Localization and Internationalization

Computers are configured to operate in the local language of the country in which they are installed. Keyboards not only support national characters and accents, but the layout of keys on the keyboard vary from country to country (“QWERTY” in the US, “AZERTY” in France, “QWERTZ” in Germany). Utilities expect the local character set, and files are probably written to disk in the same national code used ten years ago.

There may still be some equipment that substitutes local characters for the “national use” characters of ASCII. However, the rapid replacement of computers and printers has probably migrated most use outside of the Far East to one of the eight bit character sets. In the Far East, the local character set will be one of the traditional multi-byte character sets (in Japan, for example, either EUC or Shift-JIS).

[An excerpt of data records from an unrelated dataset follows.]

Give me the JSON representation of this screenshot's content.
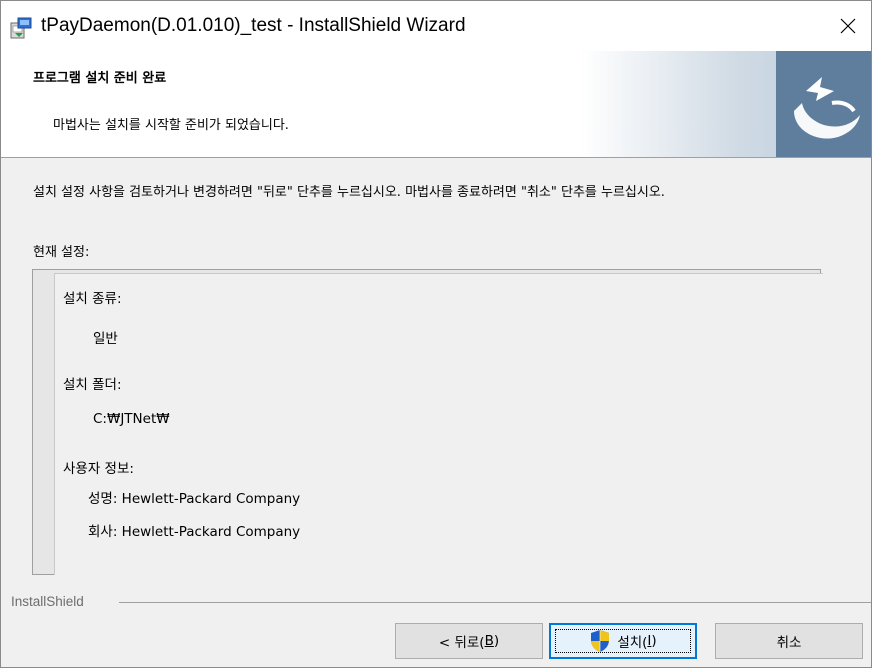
{
  "window": {
    "title": "tPayDaemon(D.01.010)_test - InstallShield Wizard"
  },
  "icons": {
    "app": "installer-icon",
    "close": "close-icon",
    "logo": "installshield-logo-icon",
    "shield": "uac-shield-icon"
  },
  "banner": {
    "title": "프로그램 설치 준비 완료",
    "subtitle": "마법사는 설치를 시작할 준비가 되었습니다."
  },
  "body": {
    "description": "설치 설정 사항을 검토하거나 변경하려면 \"뒤로\" 단추를 누르십시오. 마법사를 종료하려면 \"취소\" 단추를 누르십시오.",
    "current_settings_label": "현재 설정:",
    "settings": {
      "setup_type_label": "설치 종류:",
      "setup_type_value": "일반",
      "folder_label": "설치 폴더:",
      "folder_value": "C:₩JTNet₩",
      "user_info_label": "사용자 정보:",
      "name_line": "성명: Hewlett-Packard Company",
      "company_line": "회사: Hewlett-Packard Company"
    }
  },
  "footer": {
    "brand": "InstallShield",
    "back_label": "< 뒤로(",
    "back_key": "B",
    "install_label": "설치(",
    "install_key": "I",
    "key_close": ")",
    "cancel_label": "취소"
  },
  "colors": {
    "accent": "#0078d7",
    "logo_bg": "#5f7d9d"
  }
}
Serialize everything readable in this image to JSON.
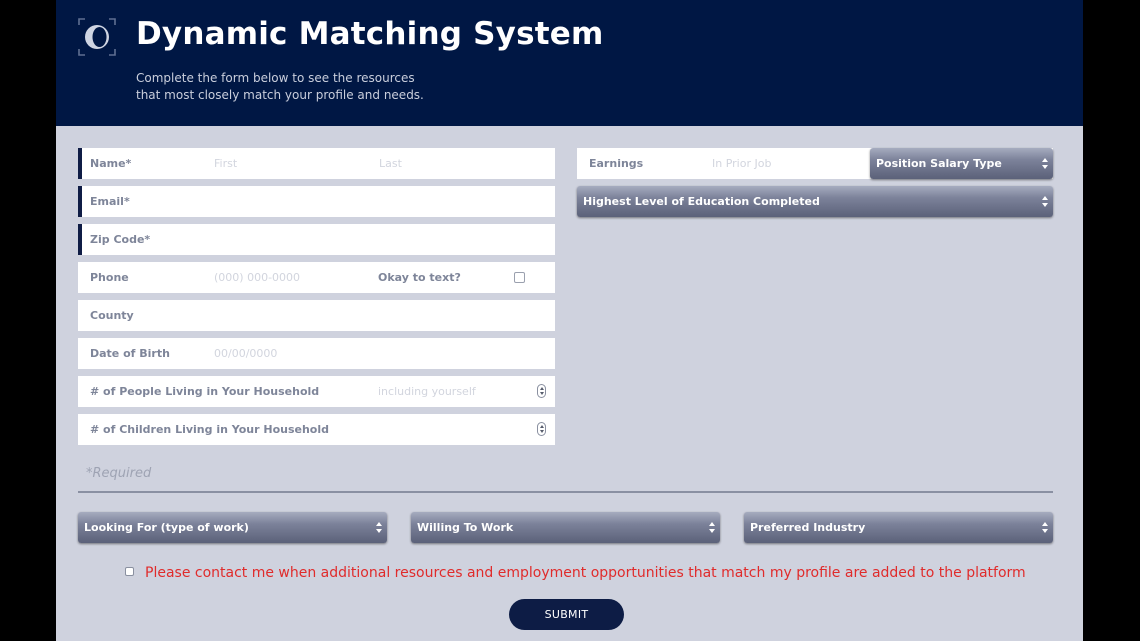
{
  "header": {
    "logo_icon": "target-o-icon",
    "title": "Dynamic Matching System",
    "subtitle_line1": "Complete the form below to see the resources",
    "subtitle_line2": "that most closely match your profile and needs."
  },
  "form": {
    "name": {
      "label": "Name*",
      "first_placeholder": "First",
      "last_placeholder": "Last"
    },
    "email": {
      "label": "Email*"
    },
    "zip": {
      "label": "Zip Code*"
    },
    "phone": {
      "label": "Phone",
      "placeholder": "(000) 000-0000",
      "text_label": "Okay to text?"
    },
    "county": {
      "label": "County"
    },
    "dob": {
      "label": "Date of Birth",
      "placeholder": "00/00/0000"
    },
    "household": {
      "label": "# of People Living in Your Household",
      "placeholder": "including yourself"
    },
    "children": {
      "label": "# of Children Living in Your Household"
    },
    "earnings": {
      "label": "Earnings",
      "placeholder": "In Prior Job"
    },
    "salary_type": {
      "label": "Position Salary Type"
    },
    "education": {
      "label": "Highest Level of Education Completed"
    },
    "required_note": "*Required",
    "looking_for": {
      "label": "Looking For (type of work)"
    },
    "willing_to_work": {
      "label": "Willing To Work"
    },
    "preferred_industry": {
      "label": "Preferred Industry"
    },
    "consent_text": "Please contact me when additional resources and employment opportunities that match my profile are added to the platform",
    "submit_label": "SUBMIT"
  },
  "colors": {
    "header_bg": "#001744",
    "page_bg": "#cfd2de",
    "accent": "#0d1c45",
    "consent_text": "#e02b2b"
  }
}
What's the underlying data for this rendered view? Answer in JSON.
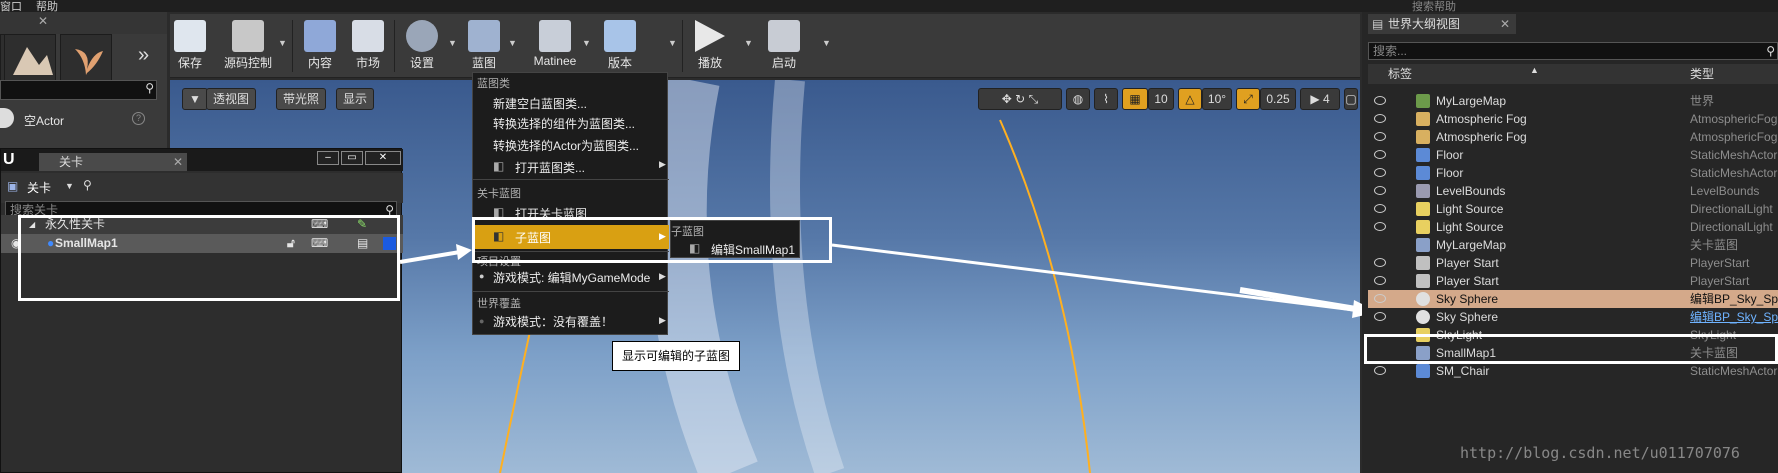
{
  "menubar": {
    "left_text": "窗口",
    "help": "帮助",
    "search_help": "搜索帮助"
  },
  "toolbar": {
    "buttons": [
      {
        "label": "保存",
        "icon": "save-icon"
      },
      {
        "label": "源码控制",
        "icon": "source-control-icon"
      },
      {
        "label": "内容",
        "icon": "content-icon"
      },
      {
        "label": "市场",
        "icon": "marketplace-icon"
      },
      {
        "label": "设置",
        "icon": "settings-icon"
      },
      {
        "label": "蓝图",
        "icon": "blueprint-icon"
      },
      {
        "label": "Matinee",
        "icon": "matinee-icon"
      },
      {
        "label": "版本",
        "icon": "build-icon"
      },
      {
        "label": "播放",
        "icon": "play-icon"
      },
      {
        "label": "启动",
        "icon": "launch-icon"
      }
    ]
  },
  "left_panel": {
    "actor_label": "空Actor"
  },
  "viewport": {
    "perspective": "透视图",
    "lit": "带光照",
    "show": "显示",
    "grid_value": "10",
    "rotation_value": "10°",
    "scale_value": "0.25",
    "camera_speed": "4"
  },
  "levels_window": {
    "tab_title": "关卡",
    "dropdown_label": "关卡",
    "search_placeholder": "搜索关卡",
    "rows": [
      {
        "name": "永久性关卡"
      },
      {
        "name": "SmallMap1"
      }
    ]
  },
  "blueprint_menu": {
    "section1": "蓝图类",
    "items1": [
      "新建空白蓝图类...",
      "转换选择的组件为蓝图类...",
      "转换选择的Actor为蓝图类...",
      "打开蓝图类..."
    ],
    "section2": "关卡蓝图",
    "items2": [
      "打开关卡蓝图",
      "子蓝图"
    ],
    "section3": "项目设置",
    "items3": [
      "游戏模式: 编辑MyGameMode"
    ],
    "section4": "世界覆盖",
    "items4": [
      "游戏模式：没有覆盖！"
    ]
  },
  "submenu": {
    "heading": "子蓝图",
    "item": "编辑SmallMap1"
  },
  "tooltip": "显示可编辑的子蓝图",
  "outliner": {
    "tab_title": "世界大纲视图",
    "search_placeholder": "搜索...",
    "col_label": "标签",
    "col_type": "类型",
    "rows": [
      {
        "label": "MyLargeMap",
        "type": "世界",
        "icon": "world-icon",
        "color": "#6c9a4a"
      },
      {
        "label": "Atmospheric Fog",
        "type": "AtmosphericFog",
        "icon": "fog-icon",
        "color": "#d8b060"
      },
      {
        "label": "Atmospheric Fog",
        "type": "AtmosphericFog",
        "icon": "fog-icon",
        "color": "#d8b060"
      },
      {
        "label": "Floor",
        "type": "StaticMeshActor",
        "icon": "static-mesh-icon",
        "color": "#5c8ad6"
      },
      {
        "label": "Floor",
        "type": "StaticMeshActor",
        "icon": "static-mesh-icon",
        "color": "#5c8ad6"
      },
      {
        "label": "LevelBounds",
        "type": "LevelBounds",
        "icon": "level-bounds-icon",
        "color": "#9a9ab0"
      },
      {
        "label": "Light Source",
        "type": "DirectionalLight",
        "icon": "light-icon",
        "color": "#e8d060"
      },
      {
        "label": "Light Source",
        "type": "DirectionalLight",
        "icon": "light-icon",
        "color": "#e8d060"
      },
      {
        "label": "MyLargeMap",
        "type": "关卡蓝图",
        "icon": "level-blueprint-icon",
        "color": "#8aa0c8"
      },
      {
        "label": "Player Start",
        "type": "PlayerStart",
        "icon": "player-start-icon",
        "color": "#c0c0c0"
      },
      {
        "label": "Player Start",
        "type": "PlayerStart",
        "icon": "player-start-icon",
        "color": "#c0c0c0"
      },
      {
        "label": "Sky Sphere",
        "type": "编辑BP_Sky_Sphere",
        "icon": "sphere-icon",
        "color": "#e0e0e0"
      },
      {
        "label": "Sky Sphere",
        "type": "编辑BP_Sky_Sphere",
        "icon": "sphere-icon",
        "color": "#e0e0e0"
      },
      {
        "label": "SkyLight",
        "type": "SkyLight",
        "icon": "skylight-icon",
        "color": "#e8d060"
      },
      {
        "label": "SmallMap1",
        "type": "关卡蓝图",
        "icon": "level-blueprint-icon",
        "color": "#8aa0c8"
      },
      {
        "label": "SM_Chair",
        "type": "StaticMeshActor",
        "icon": "static-mesh-icon",
        "color": "#5c8ad6"
      }
    ]
  },
  "watermark": "http://blog.csdn.net/u011707076",
  "colors": {
    "accent": "#e0a020",
    "selection": "#d4a98a",
    "link": "#6fb3ff"
  }
}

Most foreign language files are exchanged with other people in the same country or region. So if both the producer and consumer of the text default to the same character set and encoding, the question of international standards doesn’t arise.

It would not have been necessary for the Web standards to move to Unicode just to display text from different countries on the same page. A variety of HTML constructs (IMG, IFRAME, OBJECT) allow a “Web page” to be composed from different sources each with its own format. The IMG, for example, references an external image file in GIF or JPEG format. If it was necessary for the Browser to combine data from incompatible character sets, each block of text could be transmitted from the Web Server with its own Content-Type header with its own “charset” designation.

However, in the HTML 4 world of dynamic content manipulated through the CSS and the DOM, it would be almost impossible for a Browser to manage content unless it had all been reduced internally to a common character set. Given the state of modern technology, the Browser has to be programmed to use Unicode.

If the Browser had to use Unicode internally, then the HTML and XML standards might just as well accept Unicode as the reference character set in which each markup language standard is defined. Now a single Web page can contain text from as many different languages using as many different character sets as the author might choose, without the requirement that each different language segment be isolated in its own file.